Stallings plays a highly successful pharmaceutical sales rep with a big home, a beautiful real estate agent wife (Priscilla C. Shirer) and a cute, 10-year-old daughter (Alena Pitts). While polished, charming and slick at work, he's not so nice at home where he's never around for his daughter and yells at his wife for giving her sister and that woman's unemployed husband money. As he not so subtly points out, he makes four times the income that Elizabeth does, and thus it's his money and none of it's going to that "bum."

Fortunately for the beleaguered wife, she gets a new client who's looking to sell her home, complete with its "war room" prayer closet. Karen Abercrombie's Miss Clara is nosey and pushy in a grandmotherly sort of way (teetering on the brink of being an offensive stereotype) and similarly lacks any subtly when it comes to pointing out Elizabeth's lackluster faith.
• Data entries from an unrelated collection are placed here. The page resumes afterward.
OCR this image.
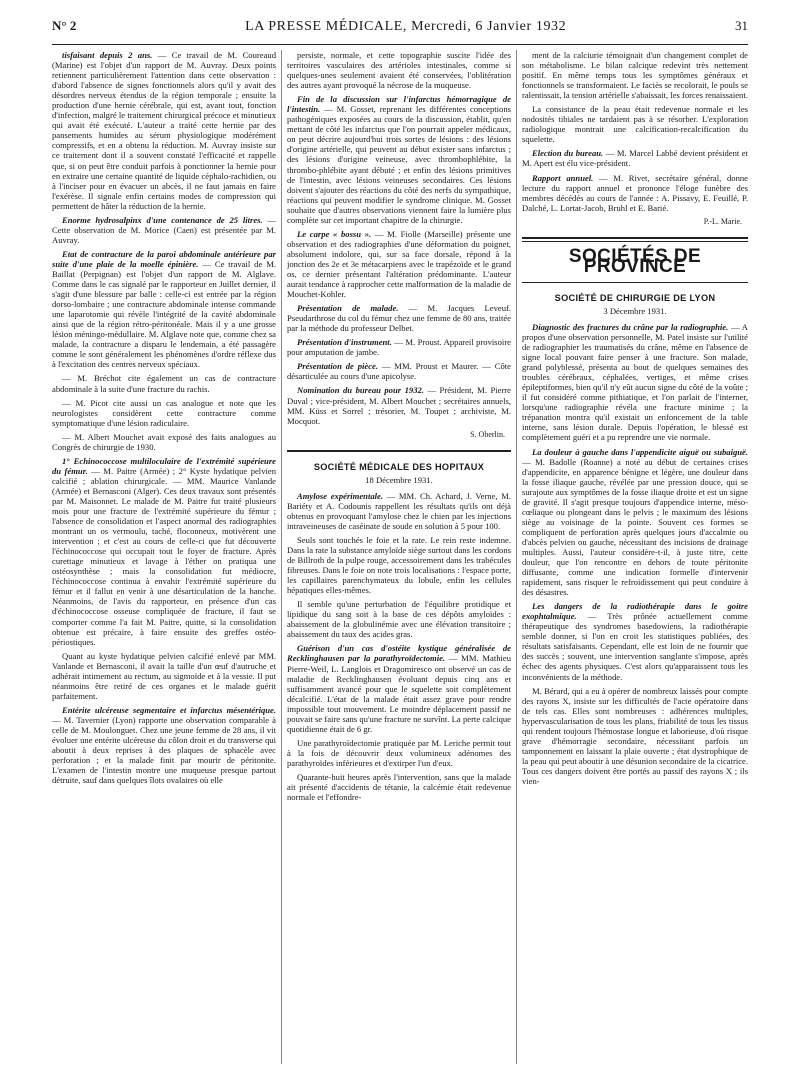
N° 2	LA PRESSE MÉDICALE, Mercredi, 6 Janvier 1932	31

tisfaisant depuis 2 ans. — Ce travail de M. Coureaud (Marine) est l'objet d'un rapport de M. Auvray. Deux points retiennent particulièrement l'attention dans cette observation : d'abord l'absence de signes fonctionnels alors qu'il y avait des désordres nerveux étendus de la région temporale ; ensuite la production d'une hernie cérébrale, qui est, avant tout, fonction d'infection, malgré le traitement chirurgical précoce et minutieux qui avait été exécuté. L'auteur a traité cette hernie par des pansements humides au sérum physiologique modérément compressifs, et en a obtenu la réduction. M. Auvray insiste sur ce traitement dont il a souvent constaté l'efficacité et rappelle que, si on peut être conduit parfois à ponctionner la hernie pour en extraire une certaine quantité de liquide céphalo-rachidien, ou à l'inciser pour en évacuer un abcès, il ne faut jamais en faire l'exérèse. Il signale enfin certains modes de compression qui permettent de hâter la réduction de la hernie.

Enorme hydrosalpinx d'une contenance de 25 litres. — Cette observation de M. Morice (Caen) est présentée par M. Auvray.

Etat de contracture de la paroi abdominale antérieure par suite d'une plaie de la moelle épinière. — Ce travail de M. Baillat (Perpignan) est l'objet d'un rapport de M. Alglave. Comme dans le cas signalé par le rapporteur en Juillet dernier, il s'agit d'une blessure par balle : celle-ci est entrée par la région dorso-lombaire ; une contracture abdominale intense commande une laparotomie qui révèle l'intégrité de la cavité abdominale ainsi que de la région rétro-péritonéale. Mais il y a une grosse lésion méningo-médullaire. M. Alglave note que, comme chez sa malade, la contracture a disparu le lendemain, a été passagère comme le sont généralement les phénomènes d'ordre réflexe dus à l'excitation des centres nerveux spéciaux.

— M. Bréchot cite également un cas de contracture abdominale à la suite d'une fracture du rachis.

— M. Picot cite aussi un cas analogue et note que les neurologistes considèrent cette contracture comme symptomatique d'une lésion radiculaire.

— M. Albert Mouchet avait exposé des faits analogues au Congrès de chirurgie de 1930.

1° Echinococcose multiloculaire de l'extrémité supérieure du fémur. — M. Paitre (Armée) ; 2° Kyste hydatique pelvien calcifié ; ablation chirurgicale. — MM. Maurice Vanlande (Armée) et Bernasconi (Alger). Ces deux travaux sont présentés par M. Maisonnet. Le malade de M. Paitre fut traité plusieurs mois pour une fracture de l'extrémité supérieure du fémur ; l'absence de consolidation et l'aspect anormal des radiographies montrant un os vermoulu, taché, floconneux, motivèrent une intervention ; et c'est au cours de celle-ci que fut découverte l'échinococcose qui occupait tout le foyer de fracture. Après curettage minutieux et lavage à l'éther on pratiqua une ostéosynthèse ; mais la consolidation fut médiocre, l'échinococcose continua à envahir l'extrémité supérieure du fémur et il fallut en venir à une désarticulation de la hanche. Néanmoins, de l'avis du rapporteur, en présence d'un cas d'échinococcose osseuse compliquée de fracture, il faut se comporter comme l'a fait M. Paitre, quitte, si la consolidation obtenue est précaire, à faire ensuite des greffes ostéo-périostiques.

Quant au kyste hydatique pelvien calcifié enlevé par MM. Vanlande et Bernasconi, il avait la taille d'un œuf d'autruche et adhérait intimement au rectum, au sigmoïde et à la vessie. Il put néanmoins être retiré de ces organes et le malade guérit parfaitement.

Entérite ulcéreuse segmentaire et infarctus mésentérique. — M. Tavernier (Lyon) rapporte une observation comparable à celle de M. Moulonguet. Chez une jeune femme de 28 ans, il vit évoluer une entérite ulcéreuse du côlon droit et du transverse qui aboutit à deux reprises à des plaques de sphacèle avec perforation ; et la malade finit par mourir de péritonite. L'examen de l'intestin montre une muqueuse presque partout détruite, sauf dans quelques îlots ovalaires où elle

persiste, normale, et cette topographie suscite l'idée des territoires vasculaires des artérioles intestinales, comme si quelques-unes seulement avaient été conservées, l'oblitération des autres ayant provoqué la nécrose de la muqueuse.

Fin de la discussion sur l'infarctus hémorragique de l'intestin. — M. Gosset, reprenant les différentes conceptions pathogéniques exposées au cours de la discussion, établit, qu'en mettant de côté les infarctus que l'on pourrait appeler médicaux, on peut décrire aujourd'hui trois sortes de lésions : des lésions d'origine artérielle, qui peuvent au début exister sans infarctus ; des lésions d'origine veineuse, avec thrombophlébite, la thrombo-phlébite ayant débuté ; et enfin des lésions primitives de l'intestin, avec lésions veineuses secondaires. Ces lésions doivent s'ajouter des réactions du côté des nerfs du sympathique, réactions qui peuvent modifier le syndrome clinique. M. Gosset souhaite que d'autres observations viennent faire la lumière plus complète sur cet important chapitre de la chirurgie.

Le carpe « bossu ». — M. Fiolle (Marseille) présente une observation et des radiographies d'une déformation du poignet, absolument indolore, qui, sur sa face dorsale, répond à la jonction des 2e et 3e métacarpiens avec le trapézoïde et le grand os, ce dernier présentant l'altération prédominante. L'auteur aurait tendance à rapprocher cette malformation de la maladie de Mouchet-Kohler.

Présentation de malade. — M. Jacques Leveuf. Pseudarthrose du col du fémur chez une femme de 80 ans, traitée par la méthode du professeur Delbet.

Présentation d'instrument. — M. Proust. Appareil provisoire pour amputation de jambe.

Présentation de pièce. — MM. Proust et Maurer. — Côte désarticulée au cours d'une apicolyse.

Nomination du bureau pour 1932. — Président, M. Pierre Duval ; vice-président, M. Albert Mouchet ; secrétaires annuels, MM. Küss et Sorrel ; trésorier, M. Toupet ; archiviste, M. Mocquot.

S. Oberlin.

SOCIÉTÉ MÉDICALE DES HOPITAUX
18 Décembre 1931.

Amylose expérimentale. — MM. Ch. Achard, J. Verne, M. Bariéty et A. Codounis rappellent les résultats qu'ils ont déjà obtenus en provoquant l'amylose chez le chien par les injections intraveineuses de caséinate de soude en solution à 5 pour 100.

Seuls sont touchés le foie et la rate. Le rein reste indemne. Dans la rate la substance amyloïde siège surtout dans les cordons de Billroth de la pulpe rouge, accessoirement dans les trabécules fibreuses. Dans le foie on note trois localisations : l'espace porte, les capillaires parenchymateux du lobule, enfin les cellules hépatiques elles-mêmes.

Il semble qu'une perturbation de l'équilibre protidique et lipidique du sang soit à la base de ces dépôts amyloïdes : abaissement de la globulinémie avec une élévation transitoire ; abaissement du taux des acides gras.

Guérison d'un cas d'ostéite kystique généralisée de Recklinghausen par la parathyroïdectomie. — MM. Mathieu Pierre-Weil, L. Langlois et Dragomiresco ont observé un cas de maladie de Recklinghausen évoluant depuis cinq ans et suffisamment avancé pour que le squelette soit complètement décalcifié. L'état de la malade était assez grave pour rendre impossible tout mouvement. Le moindre déplacement passif ne pouvait se faire sans qu'une fracture ne survînt. La perte calcique quotidienne était de 6 gr.

Une parathyroïdectomie pratiquée par M. Leriche permit tout à la fois de découvrir deux volumineux adénomes des parathyroïdes inférieures et d'extirper l'un d'eux.

Quarante-huit heures après l'intervention, sans que la malade ait présenté d'accidents de tétanie, la calcémie était redevenue normale et l'effondre-

ment de la calciurie témoignait d'un changement complet de son métabolisme. Le bilan calcique redevint très nettement positif. En même temps tous les symptômes généraux et fonctionnels se transformaient. Le faciès se recolorait, le pouls se ralentissait, la tension artérielle s'abaissait, les forces renaissaient.

La consistance de la peau était redevenue normale et les nodosités tibiales ne tardaient pas à se résorber. L'exploration radiologique montrait une calcification-recalcification du squelette.

Election du bureau. — M. Marcel Labbé devient président et M. Apert est élu vice-président.

Rapport annuel. — M. Rivet, secrétaire général, donne lecture du rapport annuel et prononce l'éloge funèbre des membres décédés au cours de l'année : A. Pissavy, E. Feuillé, P. Dalché, L. Lortat-Jacob, Bruhl et E. Barié.

P.-L. Marie.

SOCIÉTÉS DE PROVINCE
SOCIÉTÉ DE CHIRURGIE DE LYON
3 Décembre 1931.

Diagnostic des fractures du crâne par la radiographie. — A propos d'une observation personnelle, M. Patel insiste sur l'utilité de radiographier les traumatisés du crâne, même en l'absence de signe local pouvant faire penser à une fracture. Son malade, grand polyblessé, présenta au bout de quelques semaines des troubles cérébraux, céphalées, vertiges, et même crises épileptiformes, bien qu'il n'y eût aucun signe du côté de la voûte ; il fut considéré comme pithiatique, et l'on parlait de l'interner, lorsqu'une radiographie révéla une fracture minime ; la trépanation montra qu'il existait un enfoncement de la table interne, sans lésion durale. Depuis l'opération, le blessé est complètement guéri et a pu reprendre une vie normale.

La douleur à gauche dans l'appendicite aiguë ou subaiguë. — M. Badolle (Roanne) a noté au début de certaines crises d'appendicite, en apparence bénigne et légère, une douleur dans la fosse iliaque gauche, révélée par une pression douce, qui se surajoute aux symptômes de la fosse iliaque droite et est un signe de gravité. Il s'agit presque toujours d'appendice interne, méso-cœliaque ou plongeant dans le pelvis ; le maximum des lésions siège au voisinage de la pointe. Souvent ces formes se compliquent de perforation après quelques jours d'accalmie ou d'abcès pelvien ou gauche, nécessitant des incisions de drainage multiples. Aussi, l'auteur considère-t-il, à juste titre, cette douleur, que l'on rencontre en dehors de toute péritonite diffusante, comme une indication formelle d'intervenir rapidement, sans risquer le refroidissement qui peut conduire à des désastres.

Les dangers de la radiothérapie dans le goitre exophtalmique. — Très prônée actuellement comme thérapeutique des syndromes basedowiens, la radiothérapie semble donner, si l'on en croit les statistiques publiées, des résultats satisfaisants. Cependant, elle est loin de ne fournir que des succès ; souvent, une intervention sanglante s'impose, après échec des agents physiques. C'est alors qu'apparaissent tous les inconvénients de la méthode.

M. Bérard, qui a eu à opérer de nombreux laissés pour compte des rayons X, insiste sur les difficultés de l'acte opératoire dans de tels cas. Elles sont nombreuses : adhérences multiples, hypervascularisation de tous les plans, friabilité de tous les tissus qui rendent toujours l'hémostase longue et laborieuse, d'où risque grave d'hémorragie secondaire, nécessitant parfois un tamponnement en laissant la plaie ouverte ; état dystrophique de la peau qui peut aboutir à une désunion secondaire de la cicatrice. Tous ces dangers doivent être portés au passif des rayons X ; ils vien-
Of course, the Kendricks -- Alex directing from a script he co-penned with Stephen -- aren't known for subtly in their films that have "preaching to the choir" so embedded in them that they'll instantly drive away anyone not ready to shout "hallelujah" at the heavy-handed messages.

Worse yet, the flick has a potentially dangerous "remedy" to domestic abuse (which can be just as damaging when in psychological mode as its physical counterpart). According to Miss Clara, it's not up to Elizabeth to change or judge her husband, regardless of his behavior. Instead, she should respect, love, forgive, and pray for him, and let God do the rest. That's all fine and dandy, but there are plenty of religious wives (and children) who've eventually been beaten and even killed by abusive husbands/fathers despite all of the prayers in the world.

Despite that real world scenario, once Elizabeth starts praying here, her husband suddenly takes ill right before committing adultery, ends up fired, and suddenly does a complete one-hundred and eighty degree turn and becomes a great guy. Had the filmmakers made him resist that, or actually personified God and Satan as real characters here (albeit in the disguise of "ordinary" humans interacting with the main characters), some of this might have worked, at least to some degree.

Production values are solid, and the filmmakers continue to up the ante in terms of the pic's visual sheen. I just wish they spent as much time working on the script in terms of layering in subtly and metaphors rather than straightforward and all too obvious preaching. The former usually is successfully at reaching broader audiences (see "The Chronicles of Narnia"), while the latter only serves to appease those already in the belief camp. "War Room" might have a good message about becoming a better person, but it needs better cinematic weaponry to tell its tale. It rates as a 4 out of 10.